A configuração do governo procurou a ligação do ensino superior ao secundário, algo que sempre desagrada aos reitores e aos líderes do aparelho científico que sentem perder alguma influência. O sinal é que se pretende estimular a passagem do secundário ao superior com toda a necessária diversidade de percursos. Depois, a presença da Inovação significará a necessidade de melhorar o retorno económico da despesa pública com a investigação. Fica fora desta integração a formação profissional pré e pós-18 anos, mantendo-se os conflitos surdos com o setor educativo. A integração desta interface fica adiada, ainda que a premência desta ligação já se manifeste nas estratégias políticas de outros países europeus.

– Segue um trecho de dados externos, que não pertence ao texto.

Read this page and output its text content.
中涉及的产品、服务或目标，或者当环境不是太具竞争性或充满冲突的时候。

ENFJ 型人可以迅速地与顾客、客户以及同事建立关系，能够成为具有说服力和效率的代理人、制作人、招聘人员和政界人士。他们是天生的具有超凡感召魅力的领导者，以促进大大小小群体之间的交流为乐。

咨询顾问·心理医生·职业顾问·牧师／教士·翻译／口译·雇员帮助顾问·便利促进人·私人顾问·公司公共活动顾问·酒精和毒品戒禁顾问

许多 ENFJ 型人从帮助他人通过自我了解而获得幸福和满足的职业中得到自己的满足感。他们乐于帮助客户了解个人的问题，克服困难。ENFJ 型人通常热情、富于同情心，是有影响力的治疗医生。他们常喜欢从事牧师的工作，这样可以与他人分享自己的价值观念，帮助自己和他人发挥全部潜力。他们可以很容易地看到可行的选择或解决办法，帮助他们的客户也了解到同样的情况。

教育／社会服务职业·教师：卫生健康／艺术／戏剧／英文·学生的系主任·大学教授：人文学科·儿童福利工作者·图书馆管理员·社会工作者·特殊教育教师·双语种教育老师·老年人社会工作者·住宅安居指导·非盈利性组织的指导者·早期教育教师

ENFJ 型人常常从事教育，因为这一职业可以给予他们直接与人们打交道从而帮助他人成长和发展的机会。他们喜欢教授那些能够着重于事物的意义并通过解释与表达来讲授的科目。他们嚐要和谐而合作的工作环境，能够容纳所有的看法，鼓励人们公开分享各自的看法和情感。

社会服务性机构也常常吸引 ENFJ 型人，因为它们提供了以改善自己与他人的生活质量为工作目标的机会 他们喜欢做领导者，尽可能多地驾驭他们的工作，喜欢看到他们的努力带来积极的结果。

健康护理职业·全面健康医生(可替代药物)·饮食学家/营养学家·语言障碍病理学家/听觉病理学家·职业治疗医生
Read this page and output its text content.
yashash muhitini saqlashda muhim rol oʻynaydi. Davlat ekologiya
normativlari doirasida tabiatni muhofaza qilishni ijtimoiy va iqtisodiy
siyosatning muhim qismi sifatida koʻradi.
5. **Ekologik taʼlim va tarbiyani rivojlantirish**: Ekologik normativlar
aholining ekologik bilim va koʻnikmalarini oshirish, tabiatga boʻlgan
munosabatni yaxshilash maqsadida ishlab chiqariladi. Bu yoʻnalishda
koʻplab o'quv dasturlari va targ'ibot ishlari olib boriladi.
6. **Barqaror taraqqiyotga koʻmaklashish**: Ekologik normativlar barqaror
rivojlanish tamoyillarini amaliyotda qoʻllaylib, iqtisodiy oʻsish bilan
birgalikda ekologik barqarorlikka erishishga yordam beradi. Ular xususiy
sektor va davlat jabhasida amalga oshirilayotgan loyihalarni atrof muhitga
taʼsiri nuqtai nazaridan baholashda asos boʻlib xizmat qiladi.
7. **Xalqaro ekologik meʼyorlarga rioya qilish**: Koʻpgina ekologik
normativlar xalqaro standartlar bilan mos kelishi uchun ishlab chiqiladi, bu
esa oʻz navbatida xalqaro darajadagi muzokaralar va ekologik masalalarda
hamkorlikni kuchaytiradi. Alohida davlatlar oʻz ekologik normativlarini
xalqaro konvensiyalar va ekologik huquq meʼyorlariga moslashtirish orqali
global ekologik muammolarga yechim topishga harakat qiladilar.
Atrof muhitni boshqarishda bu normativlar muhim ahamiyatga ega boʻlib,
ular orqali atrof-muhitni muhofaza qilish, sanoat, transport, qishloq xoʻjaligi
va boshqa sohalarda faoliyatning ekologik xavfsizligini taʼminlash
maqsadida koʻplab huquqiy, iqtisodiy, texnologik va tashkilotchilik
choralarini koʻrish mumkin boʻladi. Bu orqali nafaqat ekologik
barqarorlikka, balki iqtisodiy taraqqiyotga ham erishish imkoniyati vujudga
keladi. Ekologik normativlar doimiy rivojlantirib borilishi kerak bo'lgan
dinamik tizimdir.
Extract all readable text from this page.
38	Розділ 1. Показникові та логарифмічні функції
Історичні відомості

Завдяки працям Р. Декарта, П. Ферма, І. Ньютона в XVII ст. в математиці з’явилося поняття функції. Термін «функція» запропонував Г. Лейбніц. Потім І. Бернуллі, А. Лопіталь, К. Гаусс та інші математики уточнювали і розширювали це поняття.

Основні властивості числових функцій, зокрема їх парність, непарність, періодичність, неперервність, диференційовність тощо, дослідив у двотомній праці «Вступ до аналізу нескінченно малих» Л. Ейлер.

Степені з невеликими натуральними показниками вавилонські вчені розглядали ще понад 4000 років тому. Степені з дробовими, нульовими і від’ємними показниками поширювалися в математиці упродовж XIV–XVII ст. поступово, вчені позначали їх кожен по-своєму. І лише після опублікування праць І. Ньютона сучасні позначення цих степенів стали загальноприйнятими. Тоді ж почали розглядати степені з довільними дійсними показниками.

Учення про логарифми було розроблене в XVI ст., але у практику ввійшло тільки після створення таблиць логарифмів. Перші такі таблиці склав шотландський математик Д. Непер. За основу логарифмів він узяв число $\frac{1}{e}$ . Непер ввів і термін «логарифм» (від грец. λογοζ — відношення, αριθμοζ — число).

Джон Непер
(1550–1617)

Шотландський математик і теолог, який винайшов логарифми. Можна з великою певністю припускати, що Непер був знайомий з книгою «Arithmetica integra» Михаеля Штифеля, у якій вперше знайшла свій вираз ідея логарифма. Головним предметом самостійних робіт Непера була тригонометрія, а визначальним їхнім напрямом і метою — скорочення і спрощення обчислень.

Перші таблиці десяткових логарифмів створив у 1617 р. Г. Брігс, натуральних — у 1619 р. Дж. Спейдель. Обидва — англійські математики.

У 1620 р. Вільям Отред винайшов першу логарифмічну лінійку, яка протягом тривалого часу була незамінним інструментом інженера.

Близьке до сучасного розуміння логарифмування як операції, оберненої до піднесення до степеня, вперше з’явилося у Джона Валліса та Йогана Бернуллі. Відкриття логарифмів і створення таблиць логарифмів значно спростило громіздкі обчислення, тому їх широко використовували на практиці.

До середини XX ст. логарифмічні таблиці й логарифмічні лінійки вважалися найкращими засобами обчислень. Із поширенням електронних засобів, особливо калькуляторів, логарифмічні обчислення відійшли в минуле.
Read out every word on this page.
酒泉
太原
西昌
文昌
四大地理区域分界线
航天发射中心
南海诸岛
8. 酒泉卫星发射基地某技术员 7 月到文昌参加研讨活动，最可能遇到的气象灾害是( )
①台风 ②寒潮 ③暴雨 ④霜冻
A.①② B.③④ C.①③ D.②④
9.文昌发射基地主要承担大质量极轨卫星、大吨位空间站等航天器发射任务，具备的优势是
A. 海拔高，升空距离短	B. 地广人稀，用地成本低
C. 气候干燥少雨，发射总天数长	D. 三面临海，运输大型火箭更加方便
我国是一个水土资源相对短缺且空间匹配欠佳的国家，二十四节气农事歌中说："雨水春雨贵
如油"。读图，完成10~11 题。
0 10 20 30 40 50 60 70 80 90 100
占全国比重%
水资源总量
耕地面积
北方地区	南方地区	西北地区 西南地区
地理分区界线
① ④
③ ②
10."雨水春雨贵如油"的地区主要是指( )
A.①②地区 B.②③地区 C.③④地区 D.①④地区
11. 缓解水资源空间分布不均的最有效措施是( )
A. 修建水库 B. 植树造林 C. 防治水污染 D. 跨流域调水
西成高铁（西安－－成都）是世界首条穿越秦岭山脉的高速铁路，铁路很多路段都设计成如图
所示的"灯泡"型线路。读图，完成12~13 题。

1. As condicionantes políticas
2. As condicionantes financeiras
3. As prioridades na Educação, 3-18 anos
4. As prioridades na Educação, pós 18 anos
5. As prioridades na Ciência
6. As prioridades na Inovação
1. As condicionantes políticas
Passamos há pouco de um Parlamento com uma maioria absoluta de apoio ao governo para um Parlamento muito balcanizado, com forte competição entre os dois grandes partidos da oposição e os seis partidos mais pequenos e quase irrelevantes na contagem dos votos a terem de fazer todos os dias prova de vida para não passarem à irrelevância definitiva. Recordemos o episódio de maio de 2019, da ameaça de demissão do então primeiro-ministro se fosse aprovada no parlamento a recuperação do tempo de serviço dos professores. Essa crise foi evitada pelo recuo do (então) único grande partido da oposição que receou ir para eleições com a vitimização do governo pela “irresponsabilidade financeira” da oposição. A rotura financeira de 2011 estava ainda muito viva na memória dos eleitores. Esta memória poderá não ser hoje suficiente para impedir a formação de “maiorias negativas” entre os dois grandes partidos da oposição. E a famosa linha vermelha que pretenderá isolar o terceiro maior partido corre sempre o risco de ser insuficiente para evitar o contágio se as sondagens derem alento a quem consiga usar o poder dos seus votos.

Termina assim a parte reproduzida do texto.